Efficiency increases lie in wait within firms whose divisions lack knowledge of one another. Language common to the firm must facilitate the transmission of information within it. Channels must exist between the parts of the firm in order to minimize information costs. Kenneth Arrow (1974) observes,
An organization can acquire more information than any one individual, for it can have each member performing different experiments. Thus, the limitations on an individual’s capacity are overcome. But as always there is a price to be paid . . . The information has to be coordinated if it is to be of any use to the organization. (52, 53)
He continues in regard to coordination of diverse knowledge within a firm,
. . . we have seen that the organization’s gains from increasing scale are derived by having its members make different experiments, that is, by specialization. As we have seen in the last chapter’s discussion of the economics of information for the individual, this means the members will be accumulating differing types of skills in information processing, learning (acquiring [human] capital), in the areas in which they are specializing and unlearning elsewhere. As a result, communication among them becomes more difficult (as academic specialists are learning), and the codes used in their intercommunications have to become more complex. (55)
The development of unique language within a group promotes specialization while increasing the cost of integration of this dispersed knowledge. Nonaka (1994) observes that creations of redundancies within a firm can facilitate the sharing of knowledge between divisions.
Rotation helps members of an organization understand the business from a multiplicity of perspectives. This makes organizational knowledge more fluid and easier to put into practice. Wide access to company information also helps build redundancy. When information differential exist, members of an organization can no longer interact on equal terms, which hinders the search for different interpretation of knowledge (29). [emphasis mine]

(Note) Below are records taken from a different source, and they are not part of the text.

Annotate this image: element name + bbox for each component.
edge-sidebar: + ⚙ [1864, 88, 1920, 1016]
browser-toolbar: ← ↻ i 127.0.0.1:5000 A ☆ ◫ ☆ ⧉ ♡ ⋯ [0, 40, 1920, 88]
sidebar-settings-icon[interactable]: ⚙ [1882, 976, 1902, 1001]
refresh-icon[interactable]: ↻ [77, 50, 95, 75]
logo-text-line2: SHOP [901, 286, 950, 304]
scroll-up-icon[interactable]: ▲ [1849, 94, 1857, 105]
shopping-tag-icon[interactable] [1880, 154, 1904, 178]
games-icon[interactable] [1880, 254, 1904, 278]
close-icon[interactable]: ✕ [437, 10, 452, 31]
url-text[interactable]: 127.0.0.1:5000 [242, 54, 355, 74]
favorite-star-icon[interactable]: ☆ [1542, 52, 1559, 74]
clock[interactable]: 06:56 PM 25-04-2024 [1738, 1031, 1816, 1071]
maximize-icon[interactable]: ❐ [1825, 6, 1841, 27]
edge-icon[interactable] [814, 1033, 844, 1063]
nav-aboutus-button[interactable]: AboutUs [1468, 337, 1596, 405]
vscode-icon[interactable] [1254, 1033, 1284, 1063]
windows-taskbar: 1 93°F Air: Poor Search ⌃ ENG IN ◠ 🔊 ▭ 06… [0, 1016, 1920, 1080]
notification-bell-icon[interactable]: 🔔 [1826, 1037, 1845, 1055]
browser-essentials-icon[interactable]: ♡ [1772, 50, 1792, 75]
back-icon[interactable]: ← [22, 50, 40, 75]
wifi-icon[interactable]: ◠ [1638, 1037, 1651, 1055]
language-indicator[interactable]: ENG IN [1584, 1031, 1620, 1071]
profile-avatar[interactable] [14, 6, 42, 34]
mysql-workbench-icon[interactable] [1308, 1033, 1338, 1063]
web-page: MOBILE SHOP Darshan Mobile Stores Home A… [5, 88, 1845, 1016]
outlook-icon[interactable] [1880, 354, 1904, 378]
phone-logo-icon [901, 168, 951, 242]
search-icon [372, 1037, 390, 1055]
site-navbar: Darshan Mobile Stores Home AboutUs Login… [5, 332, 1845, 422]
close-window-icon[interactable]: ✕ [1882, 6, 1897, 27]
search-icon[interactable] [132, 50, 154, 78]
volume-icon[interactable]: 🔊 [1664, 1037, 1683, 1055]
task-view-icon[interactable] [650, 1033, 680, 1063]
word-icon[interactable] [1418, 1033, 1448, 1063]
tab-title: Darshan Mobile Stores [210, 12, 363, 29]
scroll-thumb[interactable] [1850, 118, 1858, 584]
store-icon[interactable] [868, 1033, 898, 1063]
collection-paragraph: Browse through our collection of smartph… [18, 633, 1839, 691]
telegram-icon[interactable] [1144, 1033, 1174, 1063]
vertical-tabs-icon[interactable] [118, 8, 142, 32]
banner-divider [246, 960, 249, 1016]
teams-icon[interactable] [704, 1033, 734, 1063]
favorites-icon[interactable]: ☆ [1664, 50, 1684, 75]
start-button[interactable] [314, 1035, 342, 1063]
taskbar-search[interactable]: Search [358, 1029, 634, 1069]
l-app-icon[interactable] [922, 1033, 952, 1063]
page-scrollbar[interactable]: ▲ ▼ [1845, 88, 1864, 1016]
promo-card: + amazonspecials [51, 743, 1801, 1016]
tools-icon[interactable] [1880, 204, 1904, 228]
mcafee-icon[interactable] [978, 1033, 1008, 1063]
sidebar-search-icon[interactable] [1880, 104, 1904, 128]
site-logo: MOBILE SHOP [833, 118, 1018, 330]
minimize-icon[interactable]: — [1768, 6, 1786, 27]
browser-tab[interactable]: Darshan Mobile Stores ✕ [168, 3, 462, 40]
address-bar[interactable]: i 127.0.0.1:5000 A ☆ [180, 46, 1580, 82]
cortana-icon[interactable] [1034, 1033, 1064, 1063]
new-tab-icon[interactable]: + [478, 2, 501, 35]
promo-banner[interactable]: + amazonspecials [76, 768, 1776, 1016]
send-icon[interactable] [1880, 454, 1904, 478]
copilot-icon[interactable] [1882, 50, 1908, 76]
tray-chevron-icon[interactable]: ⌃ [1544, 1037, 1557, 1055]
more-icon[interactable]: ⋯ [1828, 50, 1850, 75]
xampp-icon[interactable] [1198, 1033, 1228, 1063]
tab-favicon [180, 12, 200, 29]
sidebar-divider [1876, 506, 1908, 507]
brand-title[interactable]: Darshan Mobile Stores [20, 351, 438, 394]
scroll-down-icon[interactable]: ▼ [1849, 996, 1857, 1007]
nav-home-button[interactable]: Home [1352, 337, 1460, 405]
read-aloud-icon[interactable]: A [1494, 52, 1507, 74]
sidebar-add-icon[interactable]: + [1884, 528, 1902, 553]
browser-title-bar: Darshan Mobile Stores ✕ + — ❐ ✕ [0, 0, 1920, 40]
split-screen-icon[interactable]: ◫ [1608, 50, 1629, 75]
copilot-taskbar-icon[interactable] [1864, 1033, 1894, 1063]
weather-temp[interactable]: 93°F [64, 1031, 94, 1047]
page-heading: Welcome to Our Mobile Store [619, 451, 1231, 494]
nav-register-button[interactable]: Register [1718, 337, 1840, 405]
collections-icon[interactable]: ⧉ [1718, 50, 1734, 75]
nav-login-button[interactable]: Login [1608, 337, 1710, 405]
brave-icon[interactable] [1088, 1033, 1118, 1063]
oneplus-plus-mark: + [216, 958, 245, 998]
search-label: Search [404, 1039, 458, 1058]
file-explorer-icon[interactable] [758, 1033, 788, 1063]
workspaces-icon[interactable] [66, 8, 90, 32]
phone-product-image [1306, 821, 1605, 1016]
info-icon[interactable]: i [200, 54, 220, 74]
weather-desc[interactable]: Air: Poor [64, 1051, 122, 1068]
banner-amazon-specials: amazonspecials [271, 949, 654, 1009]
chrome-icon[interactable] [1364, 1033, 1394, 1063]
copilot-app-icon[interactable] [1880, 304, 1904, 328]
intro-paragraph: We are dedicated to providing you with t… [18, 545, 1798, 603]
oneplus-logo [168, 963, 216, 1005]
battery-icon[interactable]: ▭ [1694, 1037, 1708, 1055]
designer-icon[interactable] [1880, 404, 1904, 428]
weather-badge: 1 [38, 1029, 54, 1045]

Perhaps ironically, the increased flow of knowledge and potential for creativity, while being welfare promoting, also increases uncertainty as new possibilities for the course and ends of production arise at a faster rate.
Creative chaos is generated naturally when the organization faces a real ‘crisis’ such as rapid decline of performance due to changes in technologies or market needs, or the realization of a significant competitive advantage on the part of a rival firm. It can also be generated intentionally when leaders of an organization try to evoke a ‘sense of crisis’ among organizational members by proposing challenging goals (28).
So long as redundancies in knowledge exist, members understand how their work affects one another creating plans that tend to dovetail. This requires a “deep, mutual trust between members of the organization” so that “the organization can control its knowledge creation (28-29).”

From our discussion, we can observe some traditional aspects of the entrepreneur. In a context with given knowledge, it is the job of the entrepreneur to reduce inefficiencies. This promotes the equilibrium result of traditional supply and demand analysis (Kirzner 1963). Not wholly unrelated, the entrepreneur brings new innovations to market. These represent an expansion of knowledge that we often refer to as technology in economics. Joseph Schumpeter (1942) referred to such innovation as “creative destruction”, noting its short-run disequilibrating effects. As Kirzner (1999) points out, what this entrepreneur has actually done is bring about a new equilibrium that is reached in the process of market competition for profits generated by the innovation. Finally we observe political entrepreneurship. While this sort of entrepreneurship can tend to be unproductive or destructive, especially in regard to state politics (Baumol 1990), within a firm a transformation of political orientation may be required to increase efficiencies. Changes may naturally arise when a firm is in crisis, though successful handling is never guaranteed. This certainly would be the case for implementation of the sorts of knowledge sharing management policies that Nonaka observes and suggests (1994, 28).